Perhaps they already spread through the universe, have recorded every last part of it, and we are now in one of their simulations.
It reminds me of Clarke’s Law (by science fiction writer Arthur C Clarke):
Any sufficiently advanced technology is indistinguishable from Magick.
Quoting from the book Cosmic Trigger by Robert Anton Wilson,
Imagine a technology a hundred years beyond ours. A thousand years beyond ours. A million years beyond ours. And then remember that many stars, which might have planets and civilizations, are literally billions of years older than our sun. There might be intelligences in this galaxy advanced as much as 12 billion years beyond our technology.
If Clarke is right, even on a materialistic level, the only answer to “How many advanced Civilizations are monitoring the events in this room?” must be “As many as want to”
Wilson’s Corollary to Clarke’s Law:
Any sufficiently advanced parapsychology is indistinguishable from Magick.

Consider the slow advance of parapsychology, despite entrenched opposition, during the past 70 years. Project it forward another hundred years. A thousand years. A million. And imagine intelligences 12 billion years ahead of us in this area.
Extraterrestrials with advanced psionic knowledge may have been experimenting on us and/or aiding our evolution and/or playing ontology games with us for millions of years, projecting any form they desire from Mescalito to the Lord God Jehovah, without ever leaving their home planet.
Are UFO’s simply some part of their ontology game? Part of some gentle stimulus to keep us guessing, keep us evolving?

thoughtful and stimulating speculation, paul.
i take issue with one of your major conjectures, however:
We know the first 2.2 billion years of life consisted of nothing more than simple anaerobic bacteria and archae, and the next 1.2 billion years single-celled eukaryotic oxygen-breathing bacteria.

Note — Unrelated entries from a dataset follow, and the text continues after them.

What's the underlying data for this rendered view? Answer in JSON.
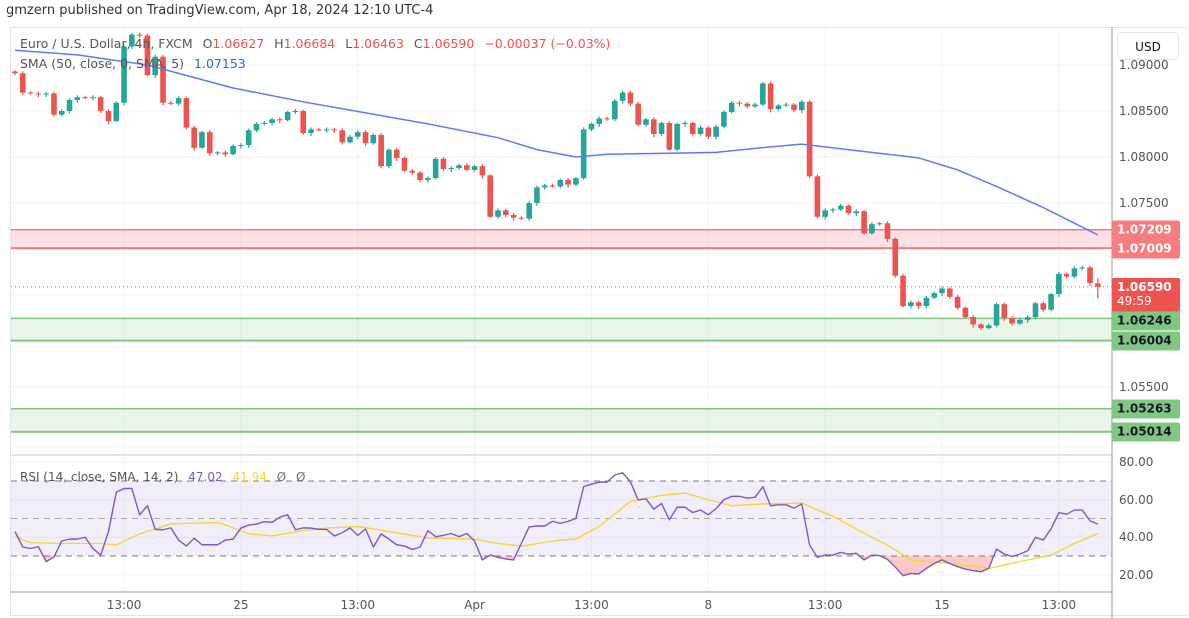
{
  "publisher": "gmzern published on TradingView.com, Apr 18, 2024 12:10 UTC-4",
  "legend": {
    "symbol": "Euro / U.S. Dollar, 4h, FXCM",
    "open_key": "O",
    "open": "1.06627",
    "high_key": "H",
    "high": "1.06684",
    "low_key": "L",
    "low": "1.06463",
    "close_key": "C",
    "close": "1.06590",
    "change": "−0.00037 (−0.03%)",
    "sma_label": "SMA (50, close, 0, SMA, 5)",
    "sma_value": "1.07153",
    "rsi_label": "RSI (14, close, SMA, 14, 2)",
    "rsi_value": "47.02",
    "rsi_sma_value": "41.94",
    "rsi_na1": "Ø",
    "rsi_na2": "Ø"
  },
  "currency_button": "USD",
  "countdown": "49:59",
  "colors": {
    "up": "#26a69a",
    "down": "#ef5350",
    "sma": "#2962ff",
    "rsi": "#7e57c2",
    "rsi_sma": "#f3d53c",
    "resistance_zone": "#f77c80",
    "support_zone": "#81c784"
  },
  "chart_data": [
    {
      "type": "candlestick",
      "title": "Euro / U.S. Dollar, 4h, FXCM",
      "first_open": 1.0893,
      "last_bar": {
        "open": 1.06627,
        "high": 1.06684,
        "low": 1.06463,
        "close": 1.0659
      },
      "closes": [
        1.0891,
        1.087,
        1.0869,
        1.0868,
        1.0869,
        1.0846,
        1.085,
        1.0862,
        1.0865,
        1.0864,
        1.0865,
        1.085,
        1.0839,
        1.0859,
        1.092,
        1.0933,
        1.0932,
        1.0889,
        1.0909,
        1.0859,
        1.0858,
        1.0864,
        1.0832,
        1.081,
        1.0827,
        1.0804,
        1.0805,
        1.0803,
        1.0812,
        1.0813,
        1.0829,
        1.0836,
        1.0837,
        1.0841,
        1.084,
        1.0849,
        1.085,
        1.0826,
        1.083,
        1.0829,
        1.083,
        1.0829,
        1.0816,
        1.0822,
        1.0827,
        1.0815,
        1.0824,
        1.079,
        1.0808,
        1.0799,
        1.0785,
        1.0783,
        1.0775,
        1.0777,
        1.0798,
        1.0787,
        1.0788,
        1.0791,
        1.0786,
        1.079,
        1.078,
        1.0735,
        1.0742,
        1.0737,
        1.0734,
        1.0733,
        1.075,
        1.0767,
        1.0769,
        1.0768,
        1.0775,
        1.077,
        1.0777,
        1.083,
        1.0836,
        1.0842,
        1.0841,
        1.0861,
        1.087,
        1.0858,
        1.0835,
        1.0841,
        1.0825,
        1.0837,
        1.0808,
        1.0836,
        1.0837,
        1.0825,
        1.0832,
        1.0822,
        1.0833,
        1.0849,
        1.0859,
        1.0858,
        1.0855,
        1.0857,
        1.088,
        1.0852,
        1.0856,
        1.0857,
        1.0851,
        1.086,
        1.0779,
        1.0735,
        1.0742,
        1.0743,
        1.0747,
        1.0739,
        1.0741,
        1.0717,
        1.0727,
        1.0728,
        1.0711,
        1.0671,
        1.0638,
        1.0642,
        1.0638,
        1.0647,
        1.0652,
        1.0657,
        1.0648,
        1.0636,
        1.0626,
        1.0618,
        1.0614,
        1.0617,
        1.064,
        1.0625,
        1.0619,
        1.0623,
        1.0626,
        1.0641,
        1.0634,
        1.0651,
        1.0673,
        1.067,
        1.0679,
        1.068,
        1.0663,
        1.0659
      ],
      "sma_50": [
        [
          0,
          1.0916
        ],
        [
          8,
          1.0911
        ],
        [
          17,
          1.09
        ],
        [
          28,
          1.0875
        ],
        [
          37,
          1.086
        ],
        [
          43,
          1.0851
        ],
        [
          53,
          1.0836
        ],
        [
          62,
          1.0821
        ],
        [
          67,
          1.0808
        ],
        [
          72,
          1.08
        ],
        [
          76,
          1.0803
        ],
        [
          83,
          1.0804
        ],
        [
          90,
          1.0805
        ],
        [
          97,
          1.0811
        ],
        [
          101,
          1.0814
        ],
        [
          106,
          1.0809
        ],
        [
          111,
          1.0804
        ],
        [
          116,
          1.0799
        ],
        [
          121,
          1.0786
        ],
        [
          126,
          1.0768
        ],
        [
          132,
          1.0745
        ],
        [
          139,
          1.07153
        ]
      ],
      "zones": [
        {
          "kind": "resistance",
          "top": 1.07209,
          "bottom": 1.07009,
          "top_label": "1.07209",
          "bottom_label": "1.07009"
        },
        {
          "kind": "support",
          "top": 1.06246,
          "bottom": 1.06004,
          "top_label": "1.06246",
          "bottom_label": "1.06004"
        },
        {
          "kind": "support",
          "top": 1.05263,
          "bottom": 1.05014,
          "top_label": "1.05263",
          "bottom_label": "1.05014"
        }
      ],
      "current_price": 1.0659,
      "current_price_label": "1.06590",
      "y_ticks": [
        {
          "value": 1.09,
          "label": "1.09000"
        },
        {
          "value": 1.085,
          "label": "1.08500"
        },
        {
          "value": 1.08,
          "label": "1.08000"
        },
        {
          "value": 1.075,
          "label": "1.07500"
        },
        {
          "value": 1.055,
          "label": "1.05500"
        }
      ],
      "x_ticks": [
        {
          "bar": 14,
          "label": "13:00"
        },
        {
          "bar": 29,
          "label": "25"
        },
        {
          "bar": 44,
          "label": "13:00"
        },
        {
          "bar": 59,
          "label": "Apr"
        },
        {
          "bar": 74,
          "label": "13:00"
        },
        {
          "bar": 89,
          "label": "8"
        },
        {
          "bar": 104,
          "label": "13:00"
        },
        {
          "bar": 119,
          "label": "15"
        },
        {
          "bar": 134,
          "label": "13:00"
        }
      ],
      "grid": true
    },
    {
      "type": "line",
      "title": "RSI (14, close, SMA, 14, 2)",
      "ylim": [
        15,
        85
      ],
      "levels": [
        70,
        50,
        30
      ],
      "rsi": [
        43,
        34.8,
        34,
        35,
        27,
        29.5,
        38,
        39,
        39,
        40,
        34,
        30.5,
        43,
        64,
        66,
        66,
        52,
        56.8,
        44.2,
        44,
        45,
        38.5,
        35.3,
        39.5,
        36,
        36,
        36,
        38.5,
        39,
        44.9,
        46.5,
        47,
        48.3,
        48,
        50.7,
        52,
        44,
        45,
        44.9,
        44.2,
        44.2,
        40.7,
        42.4,
        45,
        41,
        44.4,
        34.8,
        41.8,
        39,
        36,
        35.3,
        33.5,
        34.8,
        43.5,
        40.3,
        41,
        42,
        40.3,
        42,
        38,
        27.9,
        30.5,
        29.3,
        28.4,
        27.9,
        36.7,
        45.5,
        46,
        46,
        48.5,
        47.4,
        48.5,
        50,
        67,
        68.3,
        69.4,
        69.4,
        73.2,
        74.4,
        69.6,
        59.9,
        60.5,
        55,
        58,
        49.3,
        56,
        56,
        53.2,
        54.5,
        52,
        55.3,
        60,
        61.8,
        61.8,
        60.9,
        61.3,
        67,
        56.8,
        57.3,
        57.3,
        55.5,
        57.8,
        35.9,
        29.3,
        30.5,
        30.5,
        31.9,
        31,
        31.4,
        27.9,
        30.5,
        30.2,
        28.2,
        24.1,
        19.5,
        20.7,
        20.4,
        23.4,
        26,
        27.9,
        26,
        24.3,
        23,
        22.2,
        21.6,
        23.4,
        33.7,
        31,
        29.7,
        31,
        32.8,
        40,
        38.5,
        44.5,
        53.1,
        52.3,
        54.5,
        54.5,
        48.8,
        47.02
      ],
      "rsi_sma": [
        [
          0,
          40.3
        ],
        [
          2,
          37.1
        ],
        [
          7,
          36.7
        ],
        [
          11,
          36.7
        ],
        [
          13,
          35.9
        ],
        [
          16,
          41.8
        ],
        [
          20,
          47.1
        ],
        [
          23,
          47.5
        ],
        [
          26,
          47.8
        ],
        [
          27,
          46.6
        ],
        [
          30,
          41.8
        ],
        [
          33,
          40.7
        ],
        [
          37,
          43.6
        ],
        [
          40,
          44.9
        ],
        [
          44,
          45.8
        ],
        [
          48,
          43.1
        ],
        [
          53,
          39.6
        ],
        [
          59,
          39
        ],
        [
          62,
          36.7
        ],
        [
          65,
          35.3
        ],
        [
          70,
          38.5
        ],
        [
          72,
          39
        ],
        [
          75,
          45.8
        ],
        [
          79,
          59.1
        ],
        [
          83,
          62.3
        ],
        [
          86,
          63.6
        ],
        [
          89,
          60
        ],
        [
          92,
          56.8
        ],
        [
          96,
          57.8
        ],
        [
          101,
          58.2
        ],
        [
          105,
          51.1
        ],
        [
          110,
          40
        ],
        [
          112,
          35.9
        ],
        [
          115,
          27.9
        ],
        [
          117,
          27.1
        ],
        [
          120,
          26.1
        ],
        [
          125,
          23.4
        ],
        [
          129,
          27
        ],
        [
          133,
          30.5
        ],
        [
          136,
          36.7
        ],
        [
          139,
          41.94
        ]
      ],
      "y_ticks": [
        {
          "value": 80,
          "label": "80.00"
        },
        {
          "value": 60,
          "label": "60.00"
        },
        {
          "value": 40,
          "label": "40.00"
        },
        {
          "value": 20,
          "label": "20.00"
        }
      ]
    }
  ]
}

So for the first 3.4 billion years the degree of evolutionary change was almost non-existent.
i believe you're selling vastly short the developmental significance of the prokaryotic phase of our biosphere's evolution. if you know anything about ecology, you'll know that one necessary precondition for any stable system involving multicellular life includes an extremely diverse array of prokaryotic life. virtually all multicellular life forms live symbiotically with prokaryotic biota (in our gastrointestinal tracts, on our skin, and even in our blood). it would have taken some time for bacteria to fully suffuse the biosphere and develop to the level of diversity that for the time being is a precondition for the existence of multicellular life.
in terms of metabolic diversity, prokaryotes take the cake. for virtually any organic chemical reaction we can think up, there is a bacterial species that has mastered it. moreover, the nuances of bacterial conjugation (the process whereby they share their DNA - the most widespread and ancient form of communication between organisms on the planet) are still not fully comprehended by the likes of us. bacteria have undergone substantially more evolution in the last few billion years than you give them credit for.

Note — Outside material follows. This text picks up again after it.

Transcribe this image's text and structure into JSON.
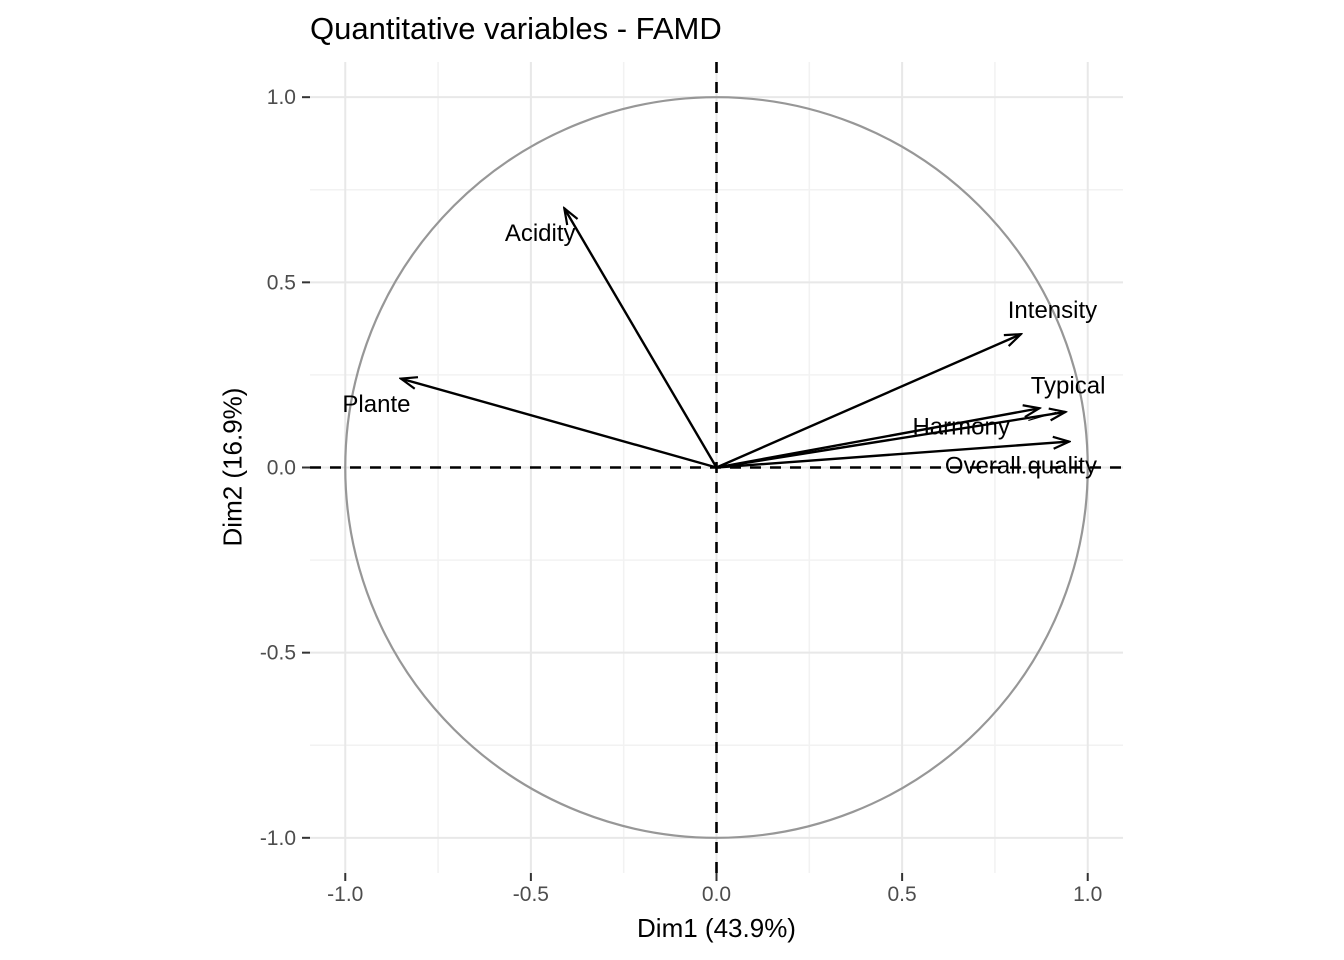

finally, it's not like nothing was happening to the rest of the planet while the bacteria were stewing about in the primordial soup. after all, it was earth's bacterial ecology that is responsible for oxygenating our atmosphere. without an oxygen-rich atmosphere, aerobic metabolism would have never evolved. the huge efficiency advantage this metabolic shift involved is surely in part responsible for kick-starting the eukaryotic evolutionary explosion.

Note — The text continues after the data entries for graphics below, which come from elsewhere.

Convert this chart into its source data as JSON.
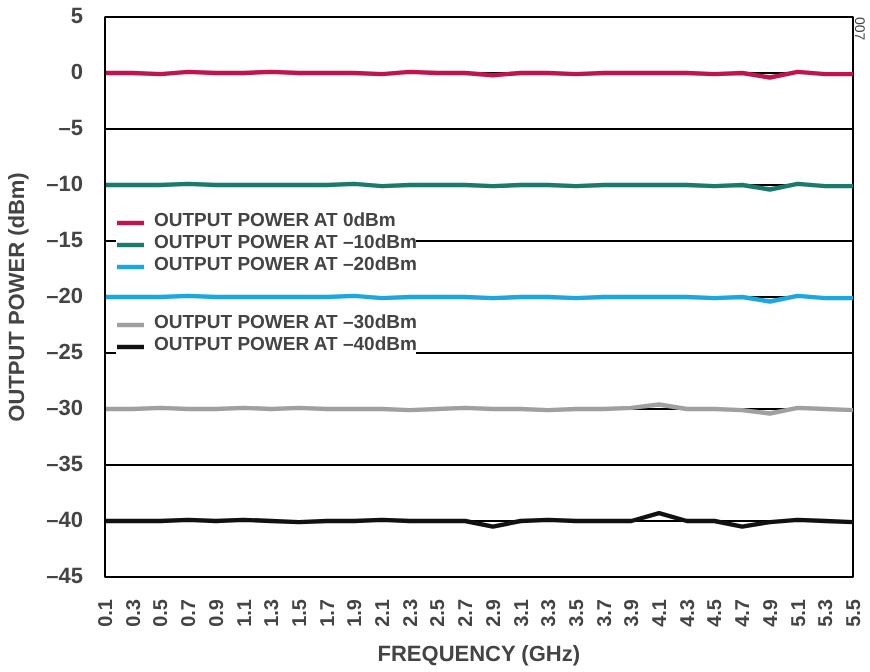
{
  "chart_data": {
    "type": "line",
    "xlabel": "FREQUENCY (GHz)",
    "ylabel": "OUTPUT POWER (dBm)",
    "x": [
      0.1,
      0.3,
      0.5,
      0.7,
      0.9,
      1.1,
      1.3,
      1.5,
      1.7,
      1.9,
      2.1,
      2.3,
      2.5,
      2.7,
      2.9,
      3.1,
      3.3,
      3.5,
      3.7,
      3.9,
      4.1,
      4.3,
      4.5,
      4.7,
      4.9,
      5.1,
      5.3,
      5.5
    ],
    "series": [
      {
        "name": "OUTPUT POWER AT 0dBm",
        "color": "#c0144c",
        "values": [
          0,
          0,
          -0.1,
          0.1,
          0,
          0,
          0.1,
          0,
          0,
          0,
          -0.1,
          0.1,
          0,
          0,
          -0.2,
          0,
          0,
          -0.1,
          0,
          0,
          0,
          0,
          -0.1,
          0,
          -0.4,
          0.1,
          -0.1,
          -0.1
        ]
      },
      {
        "name": "OUTPUT POWER AT –10dBm",
        "color": "#1a7a6c",
        "values": [
          -10,
          -10,
          -10,
          -9.9,
          -10,
          -10,
          -10,
          -10,
          -10,
          -9.9,
          -10.1,
          -10,
          -10,
          -10,
          -10.1,
          -10,
          -10,
          -10.1,
          -10,
          -10,
          -10,
          -10,
          -10.1,
          -10,
          -10.4,
          -9.9,
          -10.1,
          -10.1
        ]
      },
      {
        "name": "OUTPUT POWER AT –20dBm",
        "color": "#1ba8e0",
        "values": [
          -20,
          -20,
          -20,
          -19.9,
          -20,
          -20,
          -20,
          -20,
          -20,
          -19.9,
          -20.1,
          -20,
          -20,
          -20,
          -20.1,
          -20,
          -20,
          -20.1,
          -20,
          -20,
          -20,
          -20,
          -20.1,
          -20,
          -20.4,
          -19.9,
          -20.1,
          -20.1
        ]
      },
      {
        "name": "OUTPUT POWER AT –30dBm",
        "color": "#a0a0a0",
        "values": [
          -30,
          -30,
          -29.9,
          -30,
          -30,
          -29.9,
          -30,
          -29.9,
          -30,
          -30,
          -30,
          -30.1,
          -30,
          -29.9,
          -30,
          -30,
          -30.1,
          -30,
          -30,
          -29.9,
          -29.6,
          -30,
          -30,
          -30.1,
          -30.4,
          -29.9,
          -30,
          -30.1
        ]
      },
      {
        "name": "OUTPUT POWER AT –40dBm",
        "color": "#111111",
        "values": [
          -40,
          -40,
          -40,
          -39.9,
          -40,
          -39.9,
          -40,
          -40.1,
          -40,
          -40,
          -39.9,
          -40,
          -40,
          -40,
          -40.5,
          -40,
          -39.9,
          -40,
          -40,
          -40,
          -39.3,
          -40,
          -40,
          -40.5,
          -40.1,
          -39.9,
          -40,
          -40.1
        ]
      }
    ],
    "xlim": [
      0.1,
      5.5
    ],
    "ylim": [
      -45,
      5
    ],
    "xticks": [
      0.1,
      0.3,
      0.5,
      0.7,
      0.9,
      1.1,
      1.3,
      1.5,
      1.7,
      1.9,
      2.1,
      2.3,
      2.5,
      2.7,
      2.9,
      3.1,
      3.3,
      3.5,
      3.7,
      3.9,
      4.1,
      4.3,
      4.5,
      4.7,
      4.9,
      5.1,
      5.3,
      5.5
    ],
    "yticks": [
      {
        "value": -45,
        "label": "–45"
      },
      {
        "value": -40,
        "label": "–40"
      },
      {
        "value": -35,
        "label": "–35"
      },
      {
        "value": -30,
        "label": "–30"
      },
      {
        "value": -25,
        "label": "–25"
      },
      {
        "value": -20,
        "label": "–20"
      },
      {
        "value": -15,
        "label": "–15"
      },
      {
        "value": -10,
        "label": "–10"
      },
      {
        "value": -5,
        "label": "–5"
      },
      0,
      5
    ],
    "grid": "y",
    "legend": "left",
    "line_style": "solid",
    "marker": "none",
    "annotations": [
      "007"
    ]
  }
}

y'all should check out What is Life by Lynn Margulis and Dorion Sagan. it's accessible while still methodologically responsible, and offers a very refreshing and imaginative perspective on how life should be viewed. basically, if you're going to view the development of our planet as the development of a kind of organism (as i, and i'm sure many of you, are inclined to see it), you need to take a much wider perspective on the significance of things like single-celled life.